Item
1.01. Entry into a Material Definitive Agreement.
On
June 20, 2023, Novo Integrated Sciences, Inc., a Nevada corporation (the “Company”) entered into a securities purchase agreement
(the “SPA”) with Mast Hill Fund, L.P., a Delaware limited partnership (the “Holder”), pursuant to which the Company
issued an 12% unsecured promissory note (the “Note”) with a maturity date of June 20, 2024 (the “Maturity Date”),
in the principal sum of $445,000 (the “Principal Sum”). In addition, the Company issued a common stock purchase warrant for
the purchase of up to 776,614 shares of the Company’s common stock (the “Warrant”) to the Holder pursuant to the SPA.
Pursuant to the terms of the Note, the Company agreed to pay the Principal Sum to the Holder and to pay interest on the principal balance
at the rate of 12% per annum. The Note carries an original issue discount (“OID”) of $44,500. Accordingly, on the Closing
Date (as defined in the SPA), the Holder paid the purchase price of $400,500 in exchange for the Note and Warrant.
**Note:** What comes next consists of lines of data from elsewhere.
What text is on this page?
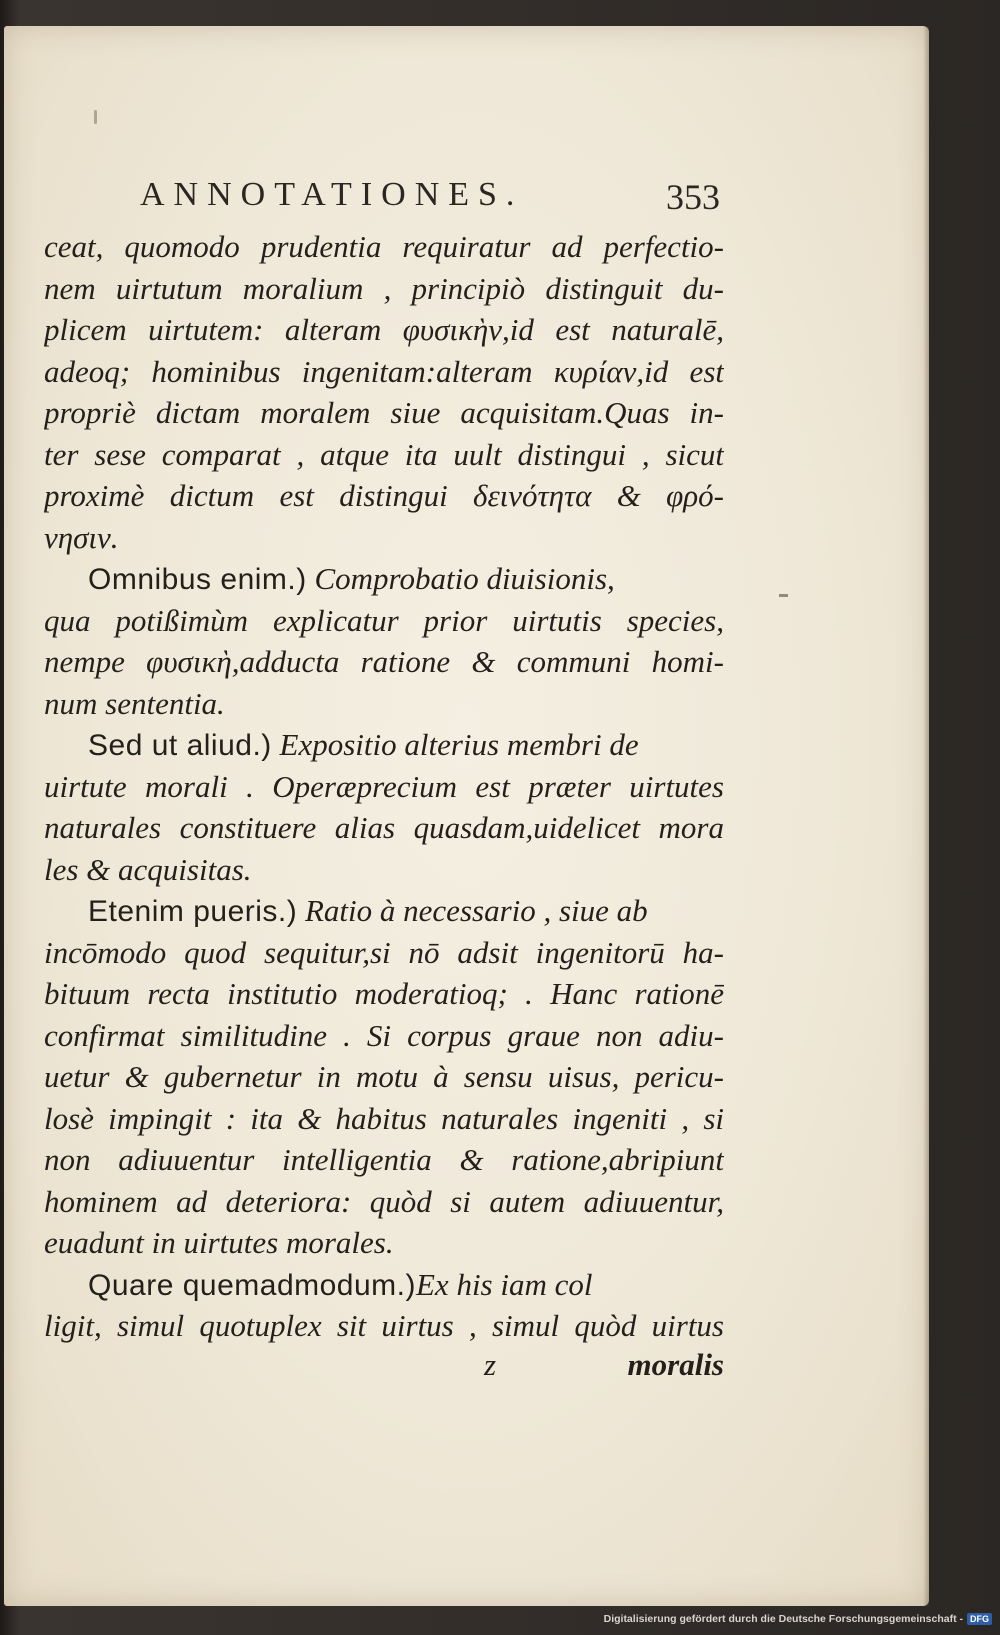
ANNOTATIONES.	353
ceat, quomodo prudentia requiratur ad perfectio-
nem uirtutum moralium , principiò distinguit du-
plicem uirtutem: alteram φυσικὴν,id est naturalē,
adeoq; hominibus ingenitam:alteram κυρίαν,id est
propriè dictam moralem siue acquisitam.Quas in-
ter sese comparat , atque ita uult distingui , sicut
proximè dictum est distingui δεινότητα & φρό-
νησιν.
Omnibus enim.) Comprobatio diuisionis,
qua potißimùm explicatur prior uirtutis species,
nempe φυσικὴ,adducta ratione & communi homi-
num sententia.
Sed ut aliud.) Expositio alterius membri de
uirtute morali . Operæprecium est præter uirtutes
naturales constituere alias quasdam,uidelicet mora
les & acquisitas.
Etenim pueris.) Ratio à necessario , siue ab
incōmodo quod sequitur,si nō adsit ingenitorū ha-
bituum recta institutio moderatioq; . Hanc rationē
confirmat similitudine . Si corpus graue non adiu-
uetur & gubernetur in motu à sensu uisus, pericu-
losè impingit : ita & habitus naturales ingeniti , si
non adiuuentur intelligentia & ratione,abripiunt
hominem ad deteriora: quòd si autem adiuuentur,
euadunt in uirtutes morales.
Quare quemadmodum.)Ex his iam col
ligit, simul quotuplex sit uirtus , simul quòd uirtus
z	moralis
Digitalisierung gefördert durch die Deutsche Forschungsgemeinschaft - DFG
The Holder may convert
the Note into the Company’s common stock (the “Common Stock”), at any time at a conversion price equal to $0.175 per
share, subject to adjustment as provided in the Note (including but not limited to certain price protection provisions in case of future
dilutive offerings, subject to certain customary exempt transactions) as well as certain beneficial ownership limitations.
Pursuant
to the terms of the Note, the Company agreed to pay accrued interest monthly as well as the Principal Sum as follows: (i) $44,500 on
December 20, 2023, (ii) 44,500 on January 20, 2024, (iii) $44,500 on February 20, 2024, (iv) $77,661.43 on March 20, 2024, (v) $77,661.43
on April 20, 2024, (vi) $77,661.43 on May 20, 2024, and (vii) all remaining amounts owed under the Note on the Maturity Date (each of
the aforementioned payments are an “Amortization Payment”). If the Company fails to make any Amortization Payment, then the
Holder shall have the right to convert the amount of such respective Amortization Payment into shares of Common Stock as provided in
this Note at the lesser of (i) the then applicable conversion price under the Note or (ii) 85% of the lowest VWAP of our Common Stock
on any trading day during the five (5) trading days prior to the respective conversion date. .
The
Company may prepay the Note at any time prior to the date that an Event of Default (as defined in the Note) (each an “Event of
Default”) occurs at an amount equal to the Principal Sum then outstanding plus accrued and unpaid interest (no prepayment premium)
plus $750.00 for administrative fees. The Note contains customary events of default relating to, among other things, payment defaults,
breach of representations and warranties, and breach of provisions of the Note, Warrant, or SPA.
Upon
the occurrence of any Event of Default, the Note shall become immediately due and payable and the Company shall pay to the Holder, in
full satisfaction of its obligations hereunder, an amount equal to the Principal Sum then outstanding plus accrued interest multiplied
by 125% (the “Default Amount”). Upon the occurrence of an Event of Default, additional interest will accrue from the date
of the Event of Default at the rate equal to the lower of 16% per annum or the highest rate permitted by law.
The
Warrant is exercisable for five years from June 20, 2023, at an exercise price of $0.25 per share (the “Exercise Price”),
subject to adjustment as provided in the Warrant. The Warrant also contains certain cashless exercise provisions as well as price protection
provisions providing for adjustment of the number of shares of Common Stock issuable upon exercise of the Warrants and the Exercise Price
in case of future dilutive offerings, subject to certain customary exempt transactions.
As
additional consideration for the purchase of the Note and pursuant to the terms of the SPA, the Company issued 741,666 restricted shares
of the Company’s Common Stock (the “Commitment Shares”) to the Holder at closing. The SPA contains customary representations,
warranties, and covenants of the Company, including, among other things and subject to certain exceptions, piggy-back registration rights
with respect to the Commitment Shares as well as the shares of Common Stock underlying the Note and Warrant. In addition to the beneficial
ownership limitations provided in the Note and Warrant, the sum of the number of shares of Common Stock that may be issued under the
SPA (including the Commitment Shares), Note, and Warrant shall be limited to 17,720,448 as further described in the SPA, unless shareholder
approval to exceed such limitation is obtained by the Company.
The
foregoing descriptions of the Warrant, Note, and SPA do not purport to be complete and are qualified in its entirety by reference to
the full text of the Warrant, Note, and SPA, copies of which are filed herewith as Exhibits 4.1, 10.1, and 10.2, respectively, to this
Current Report on Form 8-K and are incorporated herein by reference.